I’ve already started stringing some green landscape jasper and white jade this morning. Last night I wore a coral and turquoise number to the Love Bug’s school, she was wearing an elephant necklace we’d made together. It was an International Night filled with foods from every corner of the globe, Bollywood dancers and Spanish songs. But I zeroed in on the Mission Table to Uganda – they were selling beautifully intricate paper beads. I realized I was powerless and had to have them.

Before our move to Nashville I’d been venturing outside my comfort zone, knotting pearls and working with tiny seed beads. The results were spectacular but the work was tedious and long. Yesterday I’d stop and look at my design on the dining table, adding something here, subtracting another bead there. This morning after coffee and the daily “damage report” from Bob, I picked out my wire and started stringing.

It’s like a meditation, almost like moving rosary beads in my hands when I was little. Your mind is focused on one thing, all the rest fades into the background noise on the street. And the finished product is uniquely mine, a small piece of art. Out of the chaos of my dining room dresser filled with beads I’ve created something new. Most of the necklaces and bracelets I’ve made I give away as gifts, but sometimes a piece will win me over and it gets to stay.

Some people have said I could sell my creations, who knows? Maybe some day when I get into my Pod and find all those eternity necklaces I made with freshwater and coin pearls.

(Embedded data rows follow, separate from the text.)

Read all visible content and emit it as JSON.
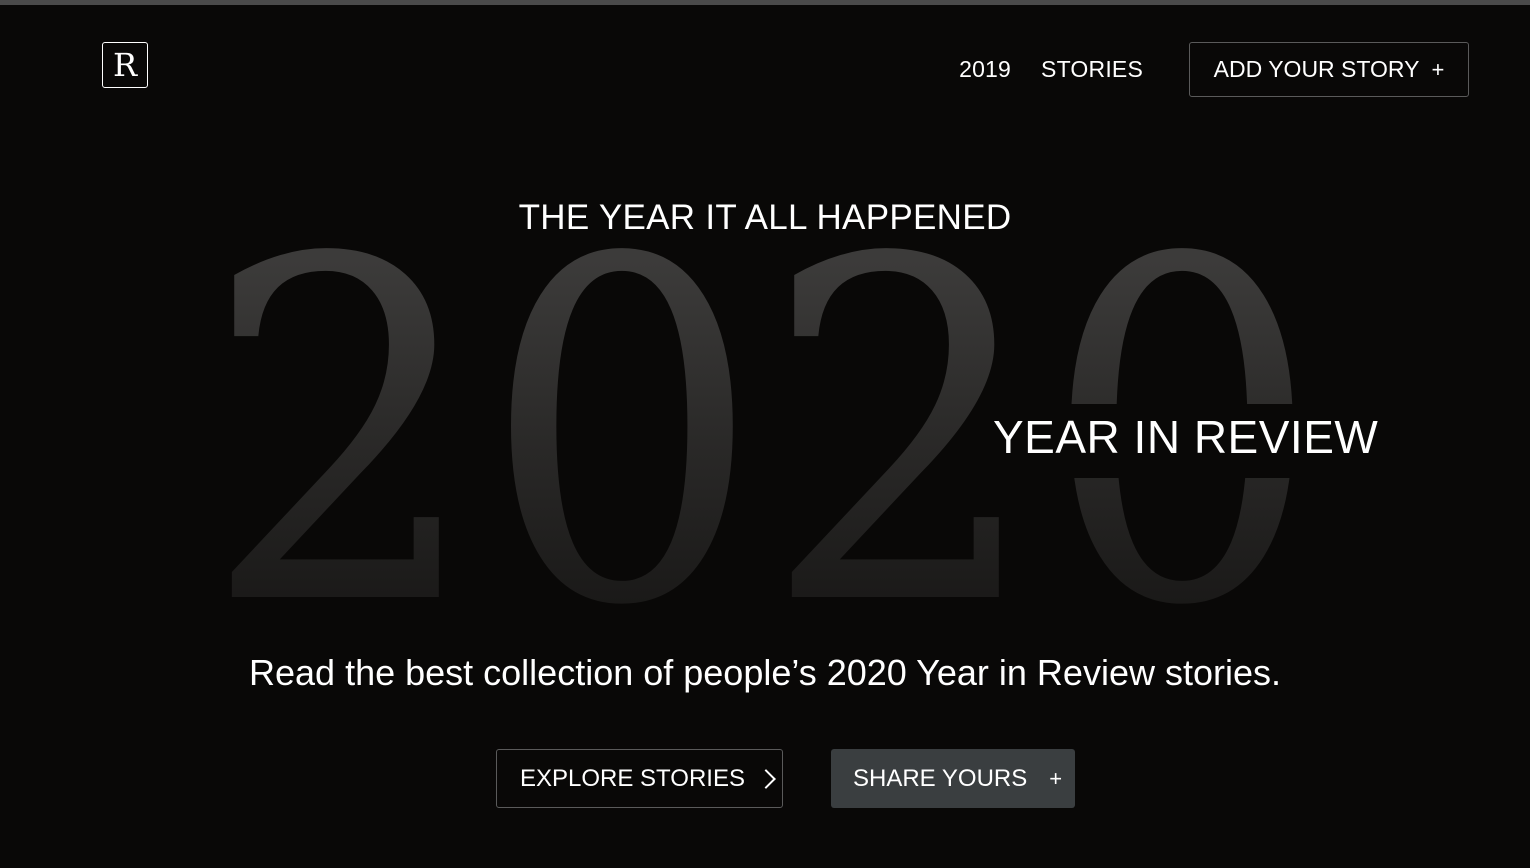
{
  "header": {
    "logo_letter": "R",
    "nav": [
      {
        "label": "2019"
      },
      {
        "label": "STORIES"
      }
    ],
    "cta_label": "ADD YOUR STORY",
    "cta_icon": "+"
  },
  "hero": {
    "tagline": "THE YEAR IT ALL HAPPENED",
    "big_year": "2020",
    "subtitle": "YEAR IN REVIEW",
    "description": "Read the best collection of people’s 2020 Year in Review stories."
  },
  "actions": {
    "explore_label": "EXPLORE STORIES",
    "share_label": "SHARE YOURS",
    "share_icon": "+"
  },
  "colors": {
    "background": "#090807",
    "numeral_top": "#3c3b3a",
    "numeral_bottom": "#1a1918",
    "share_button_bg": "#3a3e40"
  }
}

An eternity necklace has no clasp, no hardware or “findings” as we say in the Biz. I wonder what people would pay for them? There is some research yet to be done, and there are plenty of cute boutiques in the area, surely one of them might give it a try? But who knows, what if they don’t sell? Wait, there’s always Etsy!

My sister Kay made beautiful needlepoint pillows, I treasure the one on our bed in the likeness of our Corgi, Tootsie Roll. I have the white cotton coverlet my Nana crocheted over a hundred years ago, and I sent the lilac Easter sweater the Flapper knit to our cousins in California. What treasures will our children and grandchildren decide to keep, and what will go to Goodwill? Everybody is wired differently, and stringing melts away the small, still, everyday stress of life, like reading a good book.

Robins are dancing outside on the grass, and a squirrel keeps promenading up and down the sidewalk. I’m thinking of Spring colors, the yellow burst of buds, the soft green of moss. It’s time for some spring cleaning, but not before I finish this necklace.